Andrew J. Majda is the Morse Professor of Arts and Sciences at the Courant
Institute of New York University. Majda's primary research interests are
modern applied mathematics in the broadest possible sense merging asymptotic
methods, numerical methods, physical reasoning, and rigorous mathematical
analysis.
Majda is a member of the National Academy of Sciences and has received
numerous honors and awards including the National Academy of Science Prize in
Applied Mathematics, the John von Neumann Prize of the Society of Industrial
and Applied Mathematics, and the Gibbs Prize of the American Mathematical
Society. He is also a member of the American Academy of Arts and Science. He
has been awarded the Medal of the College de France, twice, and is a Fellow of
the Japan Society for the Promotion of Science. He has received an honorary
doctorate from his undergraduate alma mater, Purdue University.

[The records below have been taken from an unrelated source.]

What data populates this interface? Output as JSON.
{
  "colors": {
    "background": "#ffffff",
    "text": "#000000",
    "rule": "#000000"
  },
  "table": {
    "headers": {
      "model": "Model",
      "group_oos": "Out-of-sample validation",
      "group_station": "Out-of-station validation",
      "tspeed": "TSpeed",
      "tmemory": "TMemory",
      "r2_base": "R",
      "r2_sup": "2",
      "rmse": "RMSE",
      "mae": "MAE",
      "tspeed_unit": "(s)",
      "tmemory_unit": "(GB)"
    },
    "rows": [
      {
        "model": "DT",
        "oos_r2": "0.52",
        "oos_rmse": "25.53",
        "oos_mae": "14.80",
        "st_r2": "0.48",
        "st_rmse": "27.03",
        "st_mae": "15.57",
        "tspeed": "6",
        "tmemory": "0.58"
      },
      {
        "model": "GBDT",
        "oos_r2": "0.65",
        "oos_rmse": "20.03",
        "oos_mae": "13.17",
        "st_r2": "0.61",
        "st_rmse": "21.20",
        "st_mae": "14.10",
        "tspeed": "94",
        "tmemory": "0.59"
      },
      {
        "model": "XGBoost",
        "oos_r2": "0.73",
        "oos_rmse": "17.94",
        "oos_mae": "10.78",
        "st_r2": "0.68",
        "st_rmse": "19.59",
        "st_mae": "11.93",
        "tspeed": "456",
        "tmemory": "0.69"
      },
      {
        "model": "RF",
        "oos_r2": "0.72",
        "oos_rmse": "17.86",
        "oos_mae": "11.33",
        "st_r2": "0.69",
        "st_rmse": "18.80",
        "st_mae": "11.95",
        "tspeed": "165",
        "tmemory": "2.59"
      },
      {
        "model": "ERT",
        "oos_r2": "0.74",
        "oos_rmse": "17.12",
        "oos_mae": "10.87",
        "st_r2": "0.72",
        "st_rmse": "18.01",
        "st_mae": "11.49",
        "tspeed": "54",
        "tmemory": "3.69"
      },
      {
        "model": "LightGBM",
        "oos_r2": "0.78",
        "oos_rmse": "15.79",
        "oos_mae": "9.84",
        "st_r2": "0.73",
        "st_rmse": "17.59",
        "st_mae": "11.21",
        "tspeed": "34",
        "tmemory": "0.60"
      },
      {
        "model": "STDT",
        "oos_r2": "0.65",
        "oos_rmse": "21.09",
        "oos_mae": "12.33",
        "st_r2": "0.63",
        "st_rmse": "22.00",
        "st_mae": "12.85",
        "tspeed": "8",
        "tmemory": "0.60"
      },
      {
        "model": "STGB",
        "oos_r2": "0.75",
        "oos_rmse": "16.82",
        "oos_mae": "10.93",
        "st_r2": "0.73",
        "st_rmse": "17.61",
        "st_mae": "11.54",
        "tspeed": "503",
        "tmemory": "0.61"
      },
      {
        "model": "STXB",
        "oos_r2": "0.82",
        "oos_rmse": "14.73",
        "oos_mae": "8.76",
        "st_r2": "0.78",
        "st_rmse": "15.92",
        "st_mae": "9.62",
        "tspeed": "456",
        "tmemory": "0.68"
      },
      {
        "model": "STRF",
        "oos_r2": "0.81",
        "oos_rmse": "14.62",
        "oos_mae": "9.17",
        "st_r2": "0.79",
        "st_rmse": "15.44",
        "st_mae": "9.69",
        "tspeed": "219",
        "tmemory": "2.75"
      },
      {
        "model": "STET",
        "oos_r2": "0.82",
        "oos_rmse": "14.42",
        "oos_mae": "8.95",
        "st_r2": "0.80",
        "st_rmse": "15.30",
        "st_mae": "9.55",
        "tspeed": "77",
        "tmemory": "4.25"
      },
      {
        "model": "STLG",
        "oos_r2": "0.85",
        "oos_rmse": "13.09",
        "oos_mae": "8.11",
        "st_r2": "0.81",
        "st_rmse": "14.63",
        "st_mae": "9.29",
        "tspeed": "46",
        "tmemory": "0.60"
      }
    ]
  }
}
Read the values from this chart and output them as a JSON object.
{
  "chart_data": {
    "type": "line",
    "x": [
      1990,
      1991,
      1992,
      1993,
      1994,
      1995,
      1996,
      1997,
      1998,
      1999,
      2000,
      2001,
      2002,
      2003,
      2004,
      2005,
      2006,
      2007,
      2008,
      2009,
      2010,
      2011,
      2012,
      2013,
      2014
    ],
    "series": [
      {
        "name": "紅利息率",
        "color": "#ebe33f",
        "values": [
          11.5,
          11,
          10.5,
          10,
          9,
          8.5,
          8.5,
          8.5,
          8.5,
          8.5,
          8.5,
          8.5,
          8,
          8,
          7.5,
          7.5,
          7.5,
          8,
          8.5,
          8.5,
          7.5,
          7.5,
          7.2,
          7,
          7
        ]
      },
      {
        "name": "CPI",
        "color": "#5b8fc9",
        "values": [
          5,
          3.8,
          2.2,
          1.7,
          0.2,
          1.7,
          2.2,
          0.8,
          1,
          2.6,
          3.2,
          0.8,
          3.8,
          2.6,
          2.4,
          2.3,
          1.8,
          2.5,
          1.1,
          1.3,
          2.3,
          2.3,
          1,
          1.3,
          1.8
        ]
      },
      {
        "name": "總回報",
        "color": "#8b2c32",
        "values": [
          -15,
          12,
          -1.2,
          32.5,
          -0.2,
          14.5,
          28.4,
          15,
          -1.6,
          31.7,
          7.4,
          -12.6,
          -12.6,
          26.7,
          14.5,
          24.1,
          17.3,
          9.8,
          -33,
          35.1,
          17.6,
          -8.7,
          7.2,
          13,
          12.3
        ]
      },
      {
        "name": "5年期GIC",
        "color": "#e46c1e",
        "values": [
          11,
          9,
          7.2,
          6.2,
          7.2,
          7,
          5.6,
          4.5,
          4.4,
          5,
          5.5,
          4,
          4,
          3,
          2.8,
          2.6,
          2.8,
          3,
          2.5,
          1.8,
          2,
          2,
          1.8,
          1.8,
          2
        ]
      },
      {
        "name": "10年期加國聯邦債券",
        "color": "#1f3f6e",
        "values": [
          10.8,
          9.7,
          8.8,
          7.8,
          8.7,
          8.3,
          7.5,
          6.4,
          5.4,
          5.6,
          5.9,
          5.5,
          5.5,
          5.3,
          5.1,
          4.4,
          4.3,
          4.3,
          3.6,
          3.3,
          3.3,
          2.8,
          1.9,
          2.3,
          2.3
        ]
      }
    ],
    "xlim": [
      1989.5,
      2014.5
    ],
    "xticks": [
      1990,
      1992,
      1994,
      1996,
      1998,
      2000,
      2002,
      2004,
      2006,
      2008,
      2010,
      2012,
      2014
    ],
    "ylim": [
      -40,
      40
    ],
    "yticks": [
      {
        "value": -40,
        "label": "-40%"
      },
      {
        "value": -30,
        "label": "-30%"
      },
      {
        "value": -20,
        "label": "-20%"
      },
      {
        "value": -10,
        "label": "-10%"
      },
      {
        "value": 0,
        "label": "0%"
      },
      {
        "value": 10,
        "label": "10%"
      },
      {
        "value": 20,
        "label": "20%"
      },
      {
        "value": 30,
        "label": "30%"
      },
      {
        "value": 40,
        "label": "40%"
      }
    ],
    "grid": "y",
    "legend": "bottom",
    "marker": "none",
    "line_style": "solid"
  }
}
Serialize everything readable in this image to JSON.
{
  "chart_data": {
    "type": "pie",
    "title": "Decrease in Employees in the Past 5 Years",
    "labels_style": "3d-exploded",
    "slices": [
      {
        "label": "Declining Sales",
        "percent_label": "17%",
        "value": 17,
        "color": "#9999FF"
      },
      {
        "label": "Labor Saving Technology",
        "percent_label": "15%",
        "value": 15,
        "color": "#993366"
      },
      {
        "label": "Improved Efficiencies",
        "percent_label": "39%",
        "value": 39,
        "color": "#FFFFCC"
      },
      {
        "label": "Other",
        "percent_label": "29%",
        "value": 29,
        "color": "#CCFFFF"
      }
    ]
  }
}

In the past several years at the Courant Institute, Majda has created the
Center for Atmosphere Ocean Science with a multi-disciplinary faculty to
promote cross-disciplinary research with modern applied mathematics in climate
modeling and prediction. Majda's current research interests include
multi-scale multi-cloud modeling for the tropics, reduced stochastic and
statistical modeling for climate, and novel mathematical strategies for
prediction and data assimilation in complex multi-scale systems.
Professor Majda’s recent awards include the 2015 ICIAM Lagrange Prize and the
2016 Steel Prize for Seminal Research Contributions.